- Original UK film poster
- Directed by: Robert Stevenson
- Screenplay by: Margaret Kennedy; Angus MacPhail; Roland Pertwee; Robert Stevenson;
- Based on: Goodness, How Sad by Robert Morley
- Produced by: S.C. Balcon
- Starring: Clive Brook; Anna Lee; Dame May Whitty;
- Cinematography: Ronald Neame
- Edited by: Charles Saunders
- Music by: Ernest Irving
- Production company: Ealing Studios
- Distributed by: ABFD
- Release date: 9 March 1940 (UK);
- Running time: 69 minutes
- Country: United Kingdom
- Language: English

= Return to Yesterday =

1940 British film by Robert Stevenson

Return to Yesterday is a 1940 British comedy-drama film directed by Robert Stevenson and starring Clive Brook and Anna Lee. It was written by Margaret Kennedy, Angus MacPhail|, Roland Pertwee and Stevenson based on Robert Morley's 1937 play Goodness, How Sad.
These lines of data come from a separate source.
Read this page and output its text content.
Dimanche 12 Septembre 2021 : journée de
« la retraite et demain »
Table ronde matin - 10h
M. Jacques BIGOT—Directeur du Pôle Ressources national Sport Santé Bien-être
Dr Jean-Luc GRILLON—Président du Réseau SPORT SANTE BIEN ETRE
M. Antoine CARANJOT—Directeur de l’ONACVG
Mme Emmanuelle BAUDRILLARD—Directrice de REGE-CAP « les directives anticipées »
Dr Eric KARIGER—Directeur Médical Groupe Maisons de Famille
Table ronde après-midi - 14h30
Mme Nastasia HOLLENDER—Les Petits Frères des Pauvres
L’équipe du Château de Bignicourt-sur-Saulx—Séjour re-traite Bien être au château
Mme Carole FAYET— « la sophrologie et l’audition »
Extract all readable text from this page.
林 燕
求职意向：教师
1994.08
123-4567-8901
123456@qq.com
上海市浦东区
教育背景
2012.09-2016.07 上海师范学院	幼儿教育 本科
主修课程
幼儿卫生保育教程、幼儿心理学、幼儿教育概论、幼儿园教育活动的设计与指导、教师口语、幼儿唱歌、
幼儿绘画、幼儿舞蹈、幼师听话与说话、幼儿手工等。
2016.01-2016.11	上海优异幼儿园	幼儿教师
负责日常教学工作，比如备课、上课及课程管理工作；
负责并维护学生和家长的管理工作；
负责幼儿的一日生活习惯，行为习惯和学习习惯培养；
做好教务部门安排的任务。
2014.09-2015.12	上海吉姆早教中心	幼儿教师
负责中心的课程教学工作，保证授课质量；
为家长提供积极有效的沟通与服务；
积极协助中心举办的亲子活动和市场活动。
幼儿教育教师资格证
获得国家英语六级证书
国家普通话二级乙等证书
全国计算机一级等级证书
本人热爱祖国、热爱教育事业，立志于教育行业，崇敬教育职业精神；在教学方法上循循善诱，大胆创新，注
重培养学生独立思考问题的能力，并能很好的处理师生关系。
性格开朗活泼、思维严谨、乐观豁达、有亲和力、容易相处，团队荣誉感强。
The film was made at Ealing Studios.

==Synopsis==
A British Hollywood star goes AWOL on his way back to Hollywood after a visit in London. The reason is an impromptu decision to leave the train on his way to the ocean liner in Southampton when it passes the seaside resort where he once worked as a struggling actor at a local theatre. Without anyone but his old landlady realising who he is, he then agrees to appear in latest production of a travelling repertory theatre company when it loses its leading man a few days before the premiere, and falls in love with the leading lady.

==Reception==
The Monthly Film Bulletin wrote: "The plot is by no means original, and the development follows conventional lines. The ultimate outcome is never in doubt. Perhaps because of the story's superficiality the cast is not seen to great advantage. Clive Brook strolls pleasantly enough through a part which makes practically no demands on his acting powers. Anna Lee is somewhat colourless as Carol. The experienced supporting players do their best with the material given them. The theatrical atmosphere is well caught and the seaside town and boarding-house backgrounds are effective and familiar."

Kine Weekly wrote: "A friendly story with excellent holding performance by Clive Brook and human angle."

Picturegoer wrote: "Anna Lee is pretty but rather colourless as the heroine, but David Tree scores as the hero. Supporting character roles are well played."

Allmovie called it "A delightful film that begs to be rediscovered."